Saturday, July 15, 2017

Bomb Their Health Facilities, They'll Die on Their Own

“The water is contaminated and I don’t drink it. We have tanks, but we don’t get water regularly. The situation cannot be worse. [...] Everybody is sick and in rough shape, and their poor financial condition does not enable them to move from one health centre to another."

[...]

The Abs district was the scene of a deadly airstrike by the Saudi-led coalition last August that demolished a hospital supported by MSF, killing 19 people, including one of the aid agency’s staff members, and injuring 24.

[...]

“During [the war] almost all health facilities and healthcare services reached a point of thorough collapse and thus are unable to respond to the increasing need to address fatal diseases and civilian victims.

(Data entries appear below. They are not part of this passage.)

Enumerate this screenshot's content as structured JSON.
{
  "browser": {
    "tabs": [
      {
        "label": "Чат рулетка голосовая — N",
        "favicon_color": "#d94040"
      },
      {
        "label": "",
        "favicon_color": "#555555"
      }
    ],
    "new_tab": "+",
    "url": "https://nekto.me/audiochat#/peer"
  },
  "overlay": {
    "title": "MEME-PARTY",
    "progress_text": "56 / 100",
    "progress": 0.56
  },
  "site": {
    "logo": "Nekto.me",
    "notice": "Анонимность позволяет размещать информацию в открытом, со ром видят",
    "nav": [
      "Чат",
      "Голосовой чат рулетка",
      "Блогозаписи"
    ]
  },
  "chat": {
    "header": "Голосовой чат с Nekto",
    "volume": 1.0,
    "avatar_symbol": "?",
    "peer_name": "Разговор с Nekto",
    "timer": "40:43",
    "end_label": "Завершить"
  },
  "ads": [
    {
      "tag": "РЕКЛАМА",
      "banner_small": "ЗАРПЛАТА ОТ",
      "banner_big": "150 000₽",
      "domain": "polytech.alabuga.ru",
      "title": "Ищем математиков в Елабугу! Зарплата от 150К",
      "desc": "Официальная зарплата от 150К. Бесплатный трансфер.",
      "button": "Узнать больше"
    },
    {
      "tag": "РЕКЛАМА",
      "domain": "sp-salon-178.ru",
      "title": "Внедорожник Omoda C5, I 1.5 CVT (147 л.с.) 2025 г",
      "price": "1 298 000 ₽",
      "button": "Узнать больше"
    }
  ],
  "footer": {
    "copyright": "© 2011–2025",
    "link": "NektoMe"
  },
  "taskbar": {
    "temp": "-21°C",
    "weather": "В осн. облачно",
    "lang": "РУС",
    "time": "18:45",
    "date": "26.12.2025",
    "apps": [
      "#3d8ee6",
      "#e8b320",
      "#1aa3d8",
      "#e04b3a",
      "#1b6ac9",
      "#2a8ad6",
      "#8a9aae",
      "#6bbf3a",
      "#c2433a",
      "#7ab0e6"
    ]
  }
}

Many hospitals [have] shut down and many others were hit either by air or ground strikes, occupied by militias or used as military barracks,” he said. “Most [people] cannot afford even the transportation from their countryside areas or displacements communities to the nearest medical centres to treat them for cholera,” he added.

[...]

The district hosts more internally displaced people than anywhere else in the country but most health facilities are not functioning; there is a lack of staff and medical supplies are running short.

“When a plane flies overhead, many patients and staff feel that fear, that vulnerability. For seconds, everything stops,” he said, according to a testimony provided by MSF. “You see mothers disconnecting their children’s feeding tubes so they can run out of the hospital’s nutrition ward.”

[...]

Less than a year later, as the ongoing conflict hits an stalemate, creating the largest humanitarian crisis in the world, the MSF cholera treatment centre in Abs town alone is receiving more than 460 patients daily.

[...]

The International Committee of the Red Cross warned on Monday that the cholera epidemic in Yemen was spiralling out of control.

[...]

According to the World Health Organization, suspected cholera cases have been reported in 95.6% of Yemen governorates. [...] Only 45% of health facilities in Yemen remain with limited functionality, the UN has said.

[...]

Since March 2015, Saudi Arabia has led a US-backed military intervention in Yemen, aimed at reinstating [ ousted president, Abd-Rabbu Mansour] Hadi, who lives in exile in the Saudi capital, Riyadh, and countering advances of Iran-backed Houthis.

  Guardian
...but hey, do what you want...you will anyway.